The NBA does test for 'roids and has since 1999... but the only players who have been caught to date are Matt Geiger, Samaki Walker and Don McLean. None will ever be confused with Anthony Mason in terms of physique. (McLean's suspension inspired one of Charles Barkley's all-time best one-liners, "I've seen Don MacLean naked, and he doesn't use steroids.")

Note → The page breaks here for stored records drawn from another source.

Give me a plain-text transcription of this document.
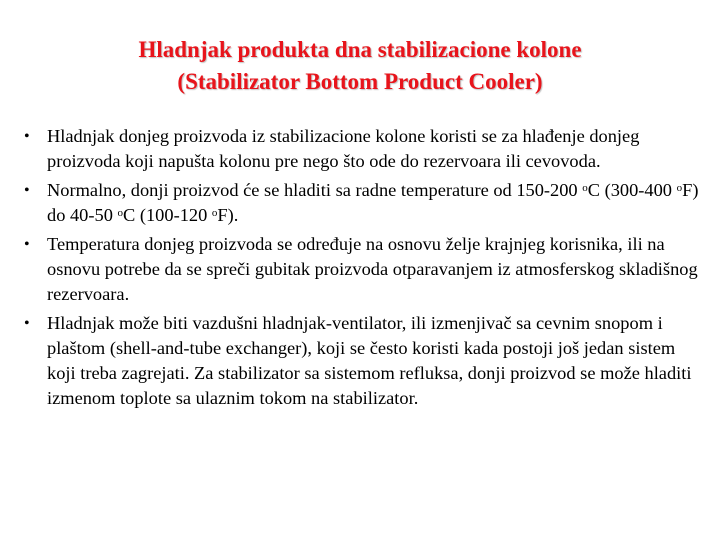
Hladnjak produkta dna stabilizacione kolone
(Stabilizator Bottom Product Cooler)
• Hladnjak donjeg proizvoda iz stabilizacione kolone koristi se za hlađenje donjeg proizvoda koji napušta kolonu pre nego što ode do rezervoara ili cevovoda.
• Normalno, donji proizvod će se hladiti sa radne temperature od 150-200 $^o$C (300-400 $^o$F) do 40-50 $^o$C (100-120 $^o$F).
• Temperatura donjeg proizvoda se određuje na osnovu želje krajnjeg korisnika, ili na osnovu potrebe da se spreči gubitak proizvoda otparavanjem iz atmosferskog skladišnog rezervoara.
• Hladnjak može biti vazdušni hladnjak-ventilator, ili izmenjivač sa cevnim snopom i plaštom (shell-and-tube exchanger), koji se često koristi kada postoji još jedan sistem koji treba zagrejati. Za stabilizator sa sistemom refluksa, donji proizvod se može hladiti izmenom toplote sa ulaznim tokom na stabilizator.
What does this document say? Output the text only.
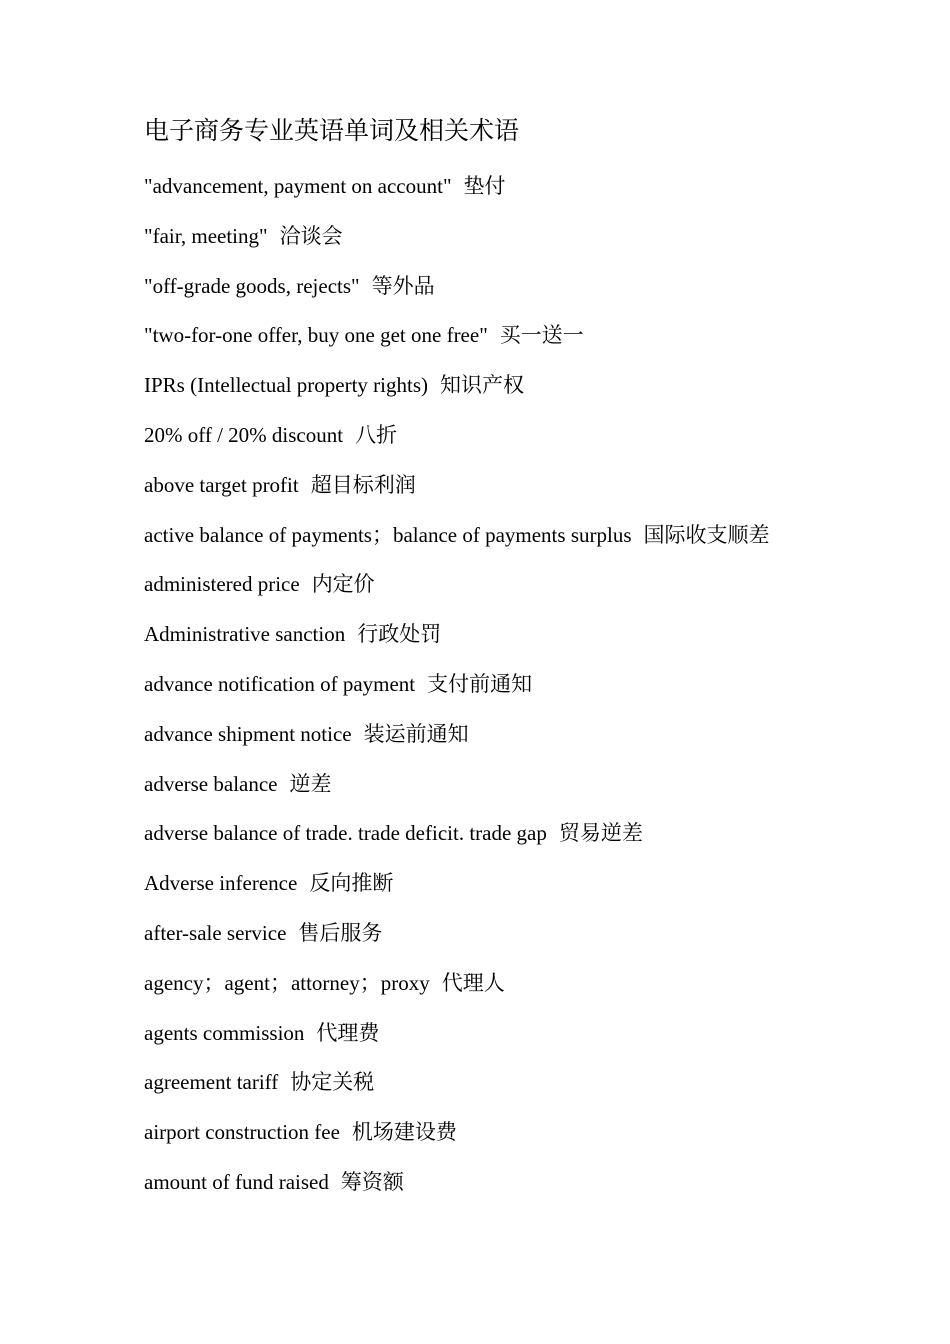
电子商务专业英语单词及相关术语
"advancement, payment on account" 垫付
"fair, meeting" 洽谈会
"off-grade goods, rejects" 等外品
"two-for-one offer, buy one get one free" 买一送一
IPRs (Intellectual property rights) 知识产权
20% off / 20% discount 八折
above target profit 超目标利润
active balance of payments；balance of payments surplus 国际收支顺差
administered price 内定价
Administrative sanction 行政处罚
advance notification of payment 支付前通知
advance shipment notice 装运前通知
adverse balance 逆差
adverse balance of trade. trade deficit. trade gap 贸易逆差
Adverse inference 反向推断
after-sale service 售后服务
agency；agent；attorney；proxy 代理人
agents commission 代理费
agreement tariff 协定关税
airport construction fee 机场建设费
amount of fund raised 筹资额
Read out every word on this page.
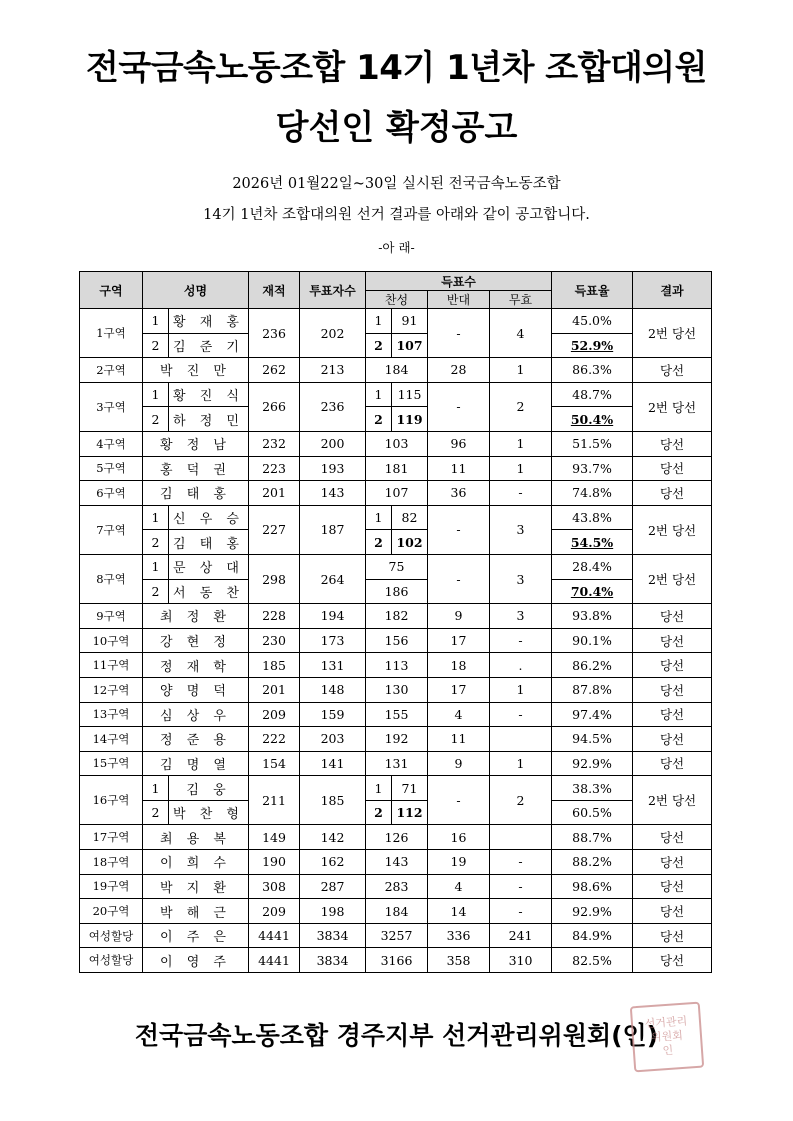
전국금속노동조합 14기 1년차 조합대의원
당선인 확정공고
2026년 01월22일~30일 실시된 전국금속노동조합
14기 1년차 조합대의원 선거 결과를 아래와 같이 공고합니다.
-아 래-
구역	성명		재적	투표자수	득표수				득표율	결과
					찬성		반대	무효		
1구역	1	황 재 홍	236	202	1	91	-	4	45.0%	2번 당선
	2	김 준 기			2	107			52.9%	
2구역	박 진 만		262	213	184		28	1	86.3%	당선
3구역	1	황 진 식	266	236	1	115	-	2	48.7%	2번 당선
	2	하 정 민			2	119			50.4%	
4구역	황 정 남		232	200	103		96	1	51.5%	당선
5구역	홍 덕 권		223	193	181		11	1	93.7%	당선
6구역	김 태 홍		201	143	107		36	-	74.8%	당선
7구역	1	신 우 승	227	187	1	82	-	3	43.8%	2번 당선
	2	김 태 홍			2	102			54.5%	
8구역	1	문 상 대	298	264	75		-	3	28.4%	2번 당선
	2	서 동 찬			186				70.4%	
9구역	최 정 환		228	194	182		9	3	93.8%	당선
10구역	강 현 정		230	173	156		17	-	90.1%	당선
11구역	정 재 학		185	131	113		18	.	86.2%	당선
12구역	양 명 덕		201	148	130		17	1	87.8%	당선
13구역	심 상 우		209	159	155		4	-	97.4%	당선
14구역	정 준 용		222	203	192		11		94.5%	당선
15구역	김 명 열		154	141	131		9	1	92.9%	당선
16구역	1	김 웅	211	185	1	71	-	2	38.3%	2번 당선
	2	박 찬 형			2	112			60.5%	
17구역	최 용 복		149	142	126		16		88.7%	당선
18구역	이 희 수		190	162	143		19	-	88.2%	당선
19구역	박 지 환		308	287	283		4	-	98.6%	당선
20구역	박 해 근		209	198	184		14	-	92.9%	당선
여성할당	이 주 은		4441	3834	3257		336	241	84.9%	당선
여성할당	이 영 주		4441	3834	3166		358	310	82.5%	당선
전국금속노동조합 경주지부 선거관리위원회(인)
선거관리
위원회
인
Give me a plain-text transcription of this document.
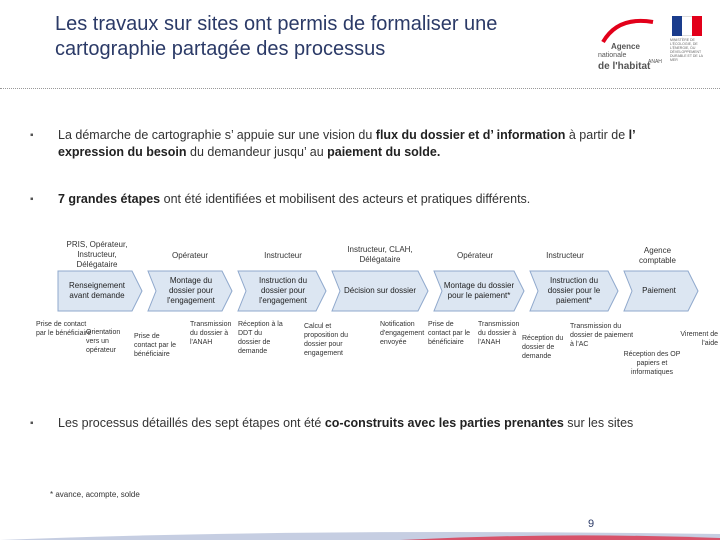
Les travaux sur sites ont permis de formaliser une cartographie partagée des processus	Agence
nationale
de l'habitat
ANAH
MINISTÈRE DE L'ÉCOLOGIE, DE L'ÉNERGIE, DU DÉVELOPPEMENT DURABLE ET DE LA MER
▪ La démarche de cartographie s’ appuie sur une vision du flux du dossier et d’ information à partir de l’ expression du besoin du demandeur jusqu’ au paiement du solde.
▪ 7 grandes étapes ont été identifiées et mobilisent des acteurs et pratiques différents.
PRIS, Opérateur, Instructeur, Délégataire
Opérateur	Instructeur
Instructeur, CLAH, Délégataire	Opérateur	Instructeur
Agence comptable
Renseignement avant demande
Montage du dossier pour l'engagement
Instruction du dossier pour l'engagement
Décision sur dossier
Montage du dossier pour le paiement*
Instruction du dossier pour le paiement*
Paiement
Prise de contact par le bénéficiaire
Orientation vers un opérateur
Prise de contact par le bénéficiaire
Transmission du dossier à l'ANAH
Réception à la DDT du dossier de demande
Calcul et proposition du dossier pour engagement
Notification d'engagement envoyée
Prise de contact par le bénéficiaire
Transmission du dossier à l'ANAH
Réception du dossier de demande
Transmission du dossier de paiement à l'AC
Virement de l'aide
Réception des OP papiers et informatiques
▪ Les processus détaillés des sept étapes ont été co-construits avec les parties prenantes sur les sites
* avance, acompte, solde
9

Three guys in seven years of testing. Either the NBA is remarkably free of performance-enhancers, or the marketing genius behind the "Original Whizzinator" is making a mint.

2 comments:

Anonymous said...

Merriman tested positive for a naturally occurring substance.
Others have tested positive for this same substance from eating beef, and vigorous exercise.
It is absurd to label him a cheat based on flawed testing methods.
Merriman tested positve in Aug of '06, and was tested for 4 months before trace levels were found.
Thank goodness he isn't going bald, since that is one of the leading causes of false positives in steriod testing because the NFL does not differentiate between complex compounds that do not occur in nature, and those our own bodies produce.
The message here, the steak you eat today is the positive result of tomorrow.

Charlie Zegers said...

Right. Because Merriman is the only guy in the NFL who eats steak and works out. I'm not a biochemist, but I suspect this is not as simple as you're making it out to be.